Post

Created by @oliverrichards
 at October 27th 2023, 7:59:15 am.

Technical Interview Question

You have been given a string s and an integer k. Write a function longest_substring to find the length of the longest substring in s that contains at most k distinct characters.

Implement the function longest_substring(s: str, k: int) -> int:

Input

  • A string s consisting of lowercase English letters.
  • An integer k representing the maximum number of distinct characters allowed in the substring.

Output

  • An integer representing the length of the longest substring with at most k distinct characters.

Example

assert longest_substring("eceba", 2) == 3
assert longest_substring("aa", 1) == 2

Explaination

  • In the first example, the longest substring with at most 2 distinct characters is "ece" which has a length of 3.
  • In the second example, the longest substring with at most 1 distinct character is "aa", which has a length of 2, as we are allowed only a single distinct character.

Answer

To solve this problem, we can use the sliding window technique. We will maintain a sliding window that expands and contracts as we iterate through the string. The window contains only the characters that satisfy the given constraint (at most k distinct characters).
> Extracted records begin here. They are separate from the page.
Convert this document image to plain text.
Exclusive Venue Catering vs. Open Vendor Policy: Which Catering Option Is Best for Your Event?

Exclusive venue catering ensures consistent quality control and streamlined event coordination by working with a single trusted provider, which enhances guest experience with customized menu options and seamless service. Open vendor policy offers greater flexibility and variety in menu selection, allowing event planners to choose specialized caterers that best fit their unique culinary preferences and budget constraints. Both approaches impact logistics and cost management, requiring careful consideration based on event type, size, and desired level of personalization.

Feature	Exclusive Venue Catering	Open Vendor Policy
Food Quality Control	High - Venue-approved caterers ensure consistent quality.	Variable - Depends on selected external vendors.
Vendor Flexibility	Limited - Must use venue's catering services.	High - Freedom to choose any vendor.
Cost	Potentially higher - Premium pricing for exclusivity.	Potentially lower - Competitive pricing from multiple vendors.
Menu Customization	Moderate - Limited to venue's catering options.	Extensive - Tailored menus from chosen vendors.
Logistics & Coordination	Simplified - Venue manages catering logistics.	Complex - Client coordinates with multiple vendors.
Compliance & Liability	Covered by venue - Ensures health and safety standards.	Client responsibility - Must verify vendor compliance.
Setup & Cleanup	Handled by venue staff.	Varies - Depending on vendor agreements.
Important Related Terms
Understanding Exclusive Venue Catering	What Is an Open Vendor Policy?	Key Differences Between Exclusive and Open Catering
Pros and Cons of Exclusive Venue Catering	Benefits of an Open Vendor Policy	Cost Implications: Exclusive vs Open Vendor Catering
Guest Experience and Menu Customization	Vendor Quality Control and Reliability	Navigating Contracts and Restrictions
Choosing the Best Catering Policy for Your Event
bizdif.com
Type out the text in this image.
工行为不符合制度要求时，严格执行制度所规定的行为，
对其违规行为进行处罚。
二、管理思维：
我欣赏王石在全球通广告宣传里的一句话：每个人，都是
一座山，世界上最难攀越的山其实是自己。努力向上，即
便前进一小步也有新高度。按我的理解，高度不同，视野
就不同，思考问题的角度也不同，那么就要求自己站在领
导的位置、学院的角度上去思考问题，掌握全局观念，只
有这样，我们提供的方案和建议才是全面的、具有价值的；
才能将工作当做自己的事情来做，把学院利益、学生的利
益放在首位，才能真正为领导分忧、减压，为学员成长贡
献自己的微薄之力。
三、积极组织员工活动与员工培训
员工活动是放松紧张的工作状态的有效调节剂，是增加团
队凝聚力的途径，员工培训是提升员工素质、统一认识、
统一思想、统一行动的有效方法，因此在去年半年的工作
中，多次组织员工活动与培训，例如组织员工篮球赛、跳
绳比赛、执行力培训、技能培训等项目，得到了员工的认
  1. Initialize max_length variable to store the maximum length of the substring found so far.
  2. Initialize an empty dictionary char_count to keep track of the count of each character in the current window.
  3. Initialize start and end indices of the window, both initially pointing to the first character of the string.
  4. Iterate through the string using the end index:
    • Increment the count of s[end] character in char_count dictionary.
    • If the number of distinct characters in char_count exceeds k, we need to shrink the window from the left side.
      • Decrement the count of s[start] character in char_count dictionary.
      • If the count becomes 0, remove that character from char_count dictionary.
      • Increment the start index to shrink the window.
    • Update max_length with the maximum length found so far, end - start + 1.
  5. Return the max_length.

Let's implement this in code.

def longest_substring(s: str, k: int) -> int:
    max_length = 0
    char_count = {}
    start = 0

    for end in range(len(s)):
        char_count[s[end]] = char_count.get(s[end], 0) + 1

        while len(char_count) > k:
            char_count[s[start]] -= 1
            if char_count[s[start]] == 0:
                del char_count[s[start]]
            start += 1

        max_length = max(max_length, end - start + 1)

    return max_length

The time complexity of this implementation is O(N), where N is the length of the input string s. This is because we iterate once through the string using the two-pointer approach. The space complexity is O(k), where k is the maximum number of distinct characters allowed.